足踏みラバーズ



 瑞樹の言葉に追い打ちをかけるように「お客さま、乗車されますか」と運転手さんから声がかかる。

すると、こちらの返事を待たずに、車の中から腕をグッと引き込まれる。有無を言わさず、乗れ、の合図だった。



「曙橋まで」



 行き先を告げる瑞樹の言葉に、はっとした。



「どこ行くの?」

「どこってお前んちだけど」

「えっ、いいよ。瑞樹の家に先に行ったらいいじゃん」

「お前んちのが近いだろ」



 狼狽える私を不思議そうに見ている。

そうだ、私が引っ越したことを瑞樹が知っているはずがない。こちらの都合なんて知る由もなく、タクシーはどんどん進んでいく。

焦りを隠せなくて、運転席に体を近づけた。







「すみません運転手さん、行き先、神楽坂に変えてもらっていいですか」



 ええ、構いませんよと、バックミラー越しに微笑む運転手さんを見てほっと一息つく……暇もなく。



「なんで神楽坂?」



 当然疑問に思うだろう。仕方ない、と成り行きながらも白状するしかなくなった。



「あたしのうち、神楽坂だから」

「は?」

「だから、引っ越したんだってば」

「……聞いてねぇけど」

「言ってないもん」

「……」

「だから今言ったじゃん」



 気まずい雰囲気に耐えられなくて、窓の外をずっと見ていた。

そして、じっと我慢すること十数分。








「お客さま、着きましたよ」



 やっとこの気まずさから解放される。瑞樹にお金をいくらか渡して、そそくさとタクシーを降りた。

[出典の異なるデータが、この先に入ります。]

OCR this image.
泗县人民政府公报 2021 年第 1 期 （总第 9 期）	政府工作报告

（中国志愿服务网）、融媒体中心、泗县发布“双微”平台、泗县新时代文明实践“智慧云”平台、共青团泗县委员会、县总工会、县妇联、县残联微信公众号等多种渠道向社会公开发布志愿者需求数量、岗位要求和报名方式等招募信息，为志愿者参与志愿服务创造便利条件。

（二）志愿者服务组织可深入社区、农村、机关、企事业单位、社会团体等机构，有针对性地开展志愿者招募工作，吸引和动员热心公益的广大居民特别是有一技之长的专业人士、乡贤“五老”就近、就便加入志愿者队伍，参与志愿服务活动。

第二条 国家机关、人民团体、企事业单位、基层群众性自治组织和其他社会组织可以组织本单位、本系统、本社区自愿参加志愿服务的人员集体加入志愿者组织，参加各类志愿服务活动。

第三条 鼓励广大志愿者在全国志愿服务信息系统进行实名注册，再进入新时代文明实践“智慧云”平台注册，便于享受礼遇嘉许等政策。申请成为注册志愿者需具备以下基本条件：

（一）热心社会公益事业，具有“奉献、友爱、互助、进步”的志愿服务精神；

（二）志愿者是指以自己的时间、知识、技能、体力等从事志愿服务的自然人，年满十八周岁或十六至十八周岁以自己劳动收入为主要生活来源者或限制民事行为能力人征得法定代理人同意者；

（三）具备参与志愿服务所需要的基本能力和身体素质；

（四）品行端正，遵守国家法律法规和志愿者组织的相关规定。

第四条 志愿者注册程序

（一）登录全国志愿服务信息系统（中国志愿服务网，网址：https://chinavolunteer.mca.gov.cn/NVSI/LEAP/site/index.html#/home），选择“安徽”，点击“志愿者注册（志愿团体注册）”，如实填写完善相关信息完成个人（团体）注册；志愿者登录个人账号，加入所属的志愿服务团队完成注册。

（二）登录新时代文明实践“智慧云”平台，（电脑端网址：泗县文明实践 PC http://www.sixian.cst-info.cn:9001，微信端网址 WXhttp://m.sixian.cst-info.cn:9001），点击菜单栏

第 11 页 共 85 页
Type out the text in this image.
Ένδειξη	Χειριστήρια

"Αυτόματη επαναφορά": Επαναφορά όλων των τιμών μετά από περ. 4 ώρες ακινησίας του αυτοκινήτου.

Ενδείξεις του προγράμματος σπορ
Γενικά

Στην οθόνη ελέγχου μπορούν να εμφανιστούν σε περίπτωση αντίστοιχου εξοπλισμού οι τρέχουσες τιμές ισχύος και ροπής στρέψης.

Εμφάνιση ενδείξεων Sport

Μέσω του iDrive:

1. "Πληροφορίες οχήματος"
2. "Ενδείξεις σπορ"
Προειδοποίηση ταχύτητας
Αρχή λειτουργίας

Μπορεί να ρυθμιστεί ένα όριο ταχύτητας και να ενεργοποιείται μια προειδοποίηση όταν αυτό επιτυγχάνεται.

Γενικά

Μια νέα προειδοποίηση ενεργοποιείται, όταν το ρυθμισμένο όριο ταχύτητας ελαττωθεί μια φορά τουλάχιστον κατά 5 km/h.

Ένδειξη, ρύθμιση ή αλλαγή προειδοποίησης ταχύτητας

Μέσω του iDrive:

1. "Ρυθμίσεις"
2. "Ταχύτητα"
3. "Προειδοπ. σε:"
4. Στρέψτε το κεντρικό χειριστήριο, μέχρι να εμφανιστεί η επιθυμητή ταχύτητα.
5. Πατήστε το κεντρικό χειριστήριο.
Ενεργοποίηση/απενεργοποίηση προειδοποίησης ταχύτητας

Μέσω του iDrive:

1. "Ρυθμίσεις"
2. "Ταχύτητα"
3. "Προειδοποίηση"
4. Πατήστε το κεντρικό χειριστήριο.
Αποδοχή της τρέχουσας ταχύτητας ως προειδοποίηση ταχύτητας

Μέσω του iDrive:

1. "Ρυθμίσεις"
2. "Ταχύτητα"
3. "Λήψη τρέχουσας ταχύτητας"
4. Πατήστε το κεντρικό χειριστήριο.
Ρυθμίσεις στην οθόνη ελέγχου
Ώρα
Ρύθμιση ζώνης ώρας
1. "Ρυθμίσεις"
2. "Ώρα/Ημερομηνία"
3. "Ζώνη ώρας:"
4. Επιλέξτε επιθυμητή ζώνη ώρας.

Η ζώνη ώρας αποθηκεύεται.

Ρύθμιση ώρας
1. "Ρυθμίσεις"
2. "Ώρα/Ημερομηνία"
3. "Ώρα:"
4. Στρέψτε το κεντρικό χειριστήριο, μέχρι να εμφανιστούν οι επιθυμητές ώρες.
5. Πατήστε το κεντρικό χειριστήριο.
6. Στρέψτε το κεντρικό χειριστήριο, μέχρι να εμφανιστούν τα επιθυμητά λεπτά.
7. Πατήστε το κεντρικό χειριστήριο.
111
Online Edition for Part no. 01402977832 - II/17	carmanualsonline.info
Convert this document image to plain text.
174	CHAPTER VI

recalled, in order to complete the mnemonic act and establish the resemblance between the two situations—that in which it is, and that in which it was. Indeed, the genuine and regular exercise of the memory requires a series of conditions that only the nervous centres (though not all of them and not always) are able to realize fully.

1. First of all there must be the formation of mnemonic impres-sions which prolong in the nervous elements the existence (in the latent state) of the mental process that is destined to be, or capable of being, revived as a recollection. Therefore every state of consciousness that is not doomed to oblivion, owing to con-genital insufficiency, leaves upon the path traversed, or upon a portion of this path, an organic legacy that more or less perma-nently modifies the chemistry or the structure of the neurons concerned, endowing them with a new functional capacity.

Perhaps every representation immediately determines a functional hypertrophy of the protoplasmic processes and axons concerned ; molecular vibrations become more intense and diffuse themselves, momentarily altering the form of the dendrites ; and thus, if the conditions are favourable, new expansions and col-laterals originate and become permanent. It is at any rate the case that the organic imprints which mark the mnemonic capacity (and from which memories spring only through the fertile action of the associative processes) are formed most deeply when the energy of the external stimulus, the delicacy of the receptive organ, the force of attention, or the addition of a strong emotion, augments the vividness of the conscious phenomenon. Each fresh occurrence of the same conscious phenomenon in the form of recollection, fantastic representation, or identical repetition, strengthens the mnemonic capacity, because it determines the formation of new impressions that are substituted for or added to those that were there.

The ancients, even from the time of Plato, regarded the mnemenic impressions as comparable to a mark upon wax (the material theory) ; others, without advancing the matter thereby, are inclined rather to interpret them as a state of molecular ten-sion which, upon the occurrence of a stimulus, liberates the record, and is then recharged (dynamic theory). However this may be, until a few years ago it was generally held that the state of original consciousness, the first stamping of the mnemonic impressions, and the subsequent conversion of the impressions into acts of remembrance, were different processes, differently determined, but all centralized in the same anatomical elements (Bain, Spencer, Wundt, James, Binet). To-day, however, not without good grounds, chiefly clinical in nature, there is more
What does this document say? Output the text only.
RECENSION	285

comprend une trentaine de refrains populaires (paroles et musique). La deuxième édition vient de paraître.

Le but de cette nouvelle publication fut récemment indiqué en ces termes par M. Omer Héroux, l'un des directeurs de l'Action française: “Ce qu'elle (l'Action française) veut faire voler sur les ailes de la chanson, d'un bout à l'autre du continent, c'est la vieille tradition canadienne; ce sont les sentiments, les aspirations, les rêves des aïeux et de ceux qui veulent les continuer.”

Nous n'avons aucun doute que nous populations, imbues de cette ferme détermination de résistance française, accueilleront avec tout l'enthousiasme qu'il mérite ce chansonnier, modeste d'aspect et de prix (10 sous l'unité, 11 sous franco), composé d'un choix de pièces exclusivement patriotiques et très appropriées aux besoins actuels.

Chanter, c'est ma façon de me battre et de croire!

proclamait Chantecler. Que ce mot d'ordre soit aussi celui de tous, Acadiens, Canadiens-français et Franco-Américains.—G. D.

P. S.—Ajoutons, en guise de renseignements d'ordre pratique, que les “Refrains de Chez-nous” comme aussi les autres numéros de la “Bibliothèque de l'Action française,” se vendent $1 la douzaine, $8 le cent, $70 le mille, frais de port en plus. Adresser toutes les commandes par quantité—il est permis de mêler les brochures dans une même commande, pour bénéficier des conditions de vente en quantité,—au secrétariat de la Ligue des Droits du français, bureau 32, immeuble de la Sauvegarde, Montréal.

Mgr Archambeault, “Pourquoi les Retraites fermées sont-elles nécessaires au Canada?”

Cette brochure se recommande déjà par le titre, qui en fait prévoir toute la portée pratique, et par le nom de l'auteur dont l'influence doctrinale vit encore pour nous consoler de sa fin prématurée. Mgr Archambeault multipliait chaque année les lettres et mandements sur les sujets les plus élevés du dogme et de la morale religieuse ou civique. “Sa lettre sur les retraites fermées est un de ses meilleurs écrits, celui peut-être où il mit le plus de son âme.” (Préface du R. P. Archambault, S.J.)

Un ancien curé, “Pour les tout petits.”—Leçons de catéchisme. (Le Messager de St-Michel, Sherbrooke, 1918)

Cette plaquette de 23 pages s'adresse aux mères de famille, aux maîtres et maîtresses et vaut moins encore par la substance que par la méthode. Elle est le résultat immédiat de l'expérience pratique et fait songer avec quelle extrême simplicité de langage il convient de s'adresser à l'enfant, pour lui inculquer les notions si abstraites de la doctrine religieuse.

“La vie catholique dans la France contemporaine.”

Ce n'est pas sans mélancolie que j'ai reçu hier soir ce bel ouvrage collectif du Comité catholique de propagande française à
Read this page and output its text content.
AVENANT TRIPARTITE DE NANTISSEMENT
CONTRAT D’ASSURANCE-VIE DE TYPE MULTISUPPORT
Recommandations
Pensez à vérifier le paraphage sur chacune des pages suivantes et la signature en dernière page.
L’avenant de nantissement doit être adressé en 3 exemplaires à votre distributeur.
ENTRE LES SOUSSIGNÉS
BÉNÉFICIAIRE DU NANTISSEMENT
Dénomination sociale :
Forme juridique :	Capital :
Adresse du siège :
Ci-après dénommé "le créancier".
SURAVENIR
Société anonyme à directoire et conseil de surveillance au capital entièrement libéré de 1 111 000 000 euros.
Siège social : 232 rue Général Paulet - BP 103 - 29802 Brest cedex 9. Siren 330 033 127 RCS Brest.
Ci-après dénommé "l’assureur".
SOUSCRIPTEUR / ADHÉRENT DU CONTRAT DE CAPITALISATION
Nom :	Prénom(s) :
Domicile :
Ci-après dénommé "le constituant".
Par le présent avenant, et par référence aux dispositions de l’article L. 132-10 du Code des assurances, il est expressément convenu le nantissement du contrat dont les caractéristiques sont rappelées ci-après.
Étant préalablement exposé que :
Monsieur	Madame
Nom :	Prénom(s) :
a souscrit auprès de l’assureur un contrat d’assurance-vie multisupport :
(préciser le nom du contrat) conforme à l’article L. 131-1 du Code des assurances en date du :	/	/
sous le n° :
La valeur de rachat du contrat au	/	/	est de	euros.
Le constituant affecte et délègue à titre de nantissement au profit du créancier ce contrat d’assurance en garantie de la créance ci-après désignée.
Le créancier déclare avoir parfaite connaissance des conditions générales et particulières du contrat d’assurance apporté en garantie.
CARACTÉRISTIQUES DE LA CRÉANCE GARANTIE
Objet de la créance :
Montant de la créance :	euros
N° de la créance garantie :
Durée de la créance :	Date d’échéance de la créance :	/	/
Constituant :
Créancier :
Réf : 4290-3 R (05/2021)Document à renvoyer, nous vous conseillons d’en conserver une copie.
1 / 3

 思わず深いため息をつく。下を向いて歩いていると、こちらにコツコツという靴音が近づいてくる。



「百合子、ちょっと待て」



手を掴まれ、引き止められる。



「……なんで降りたの」



 素っ気ない態度をとる私を気にもせず、ニヤリと口角を上げる瑞樹。何かをたくらんでいるような、そんな顔。



「お前んち、行こうと思って」

「……は?」




 一難去って、また一難。私の周辺はなぜか、台風の勢力が衰えを見せることがない。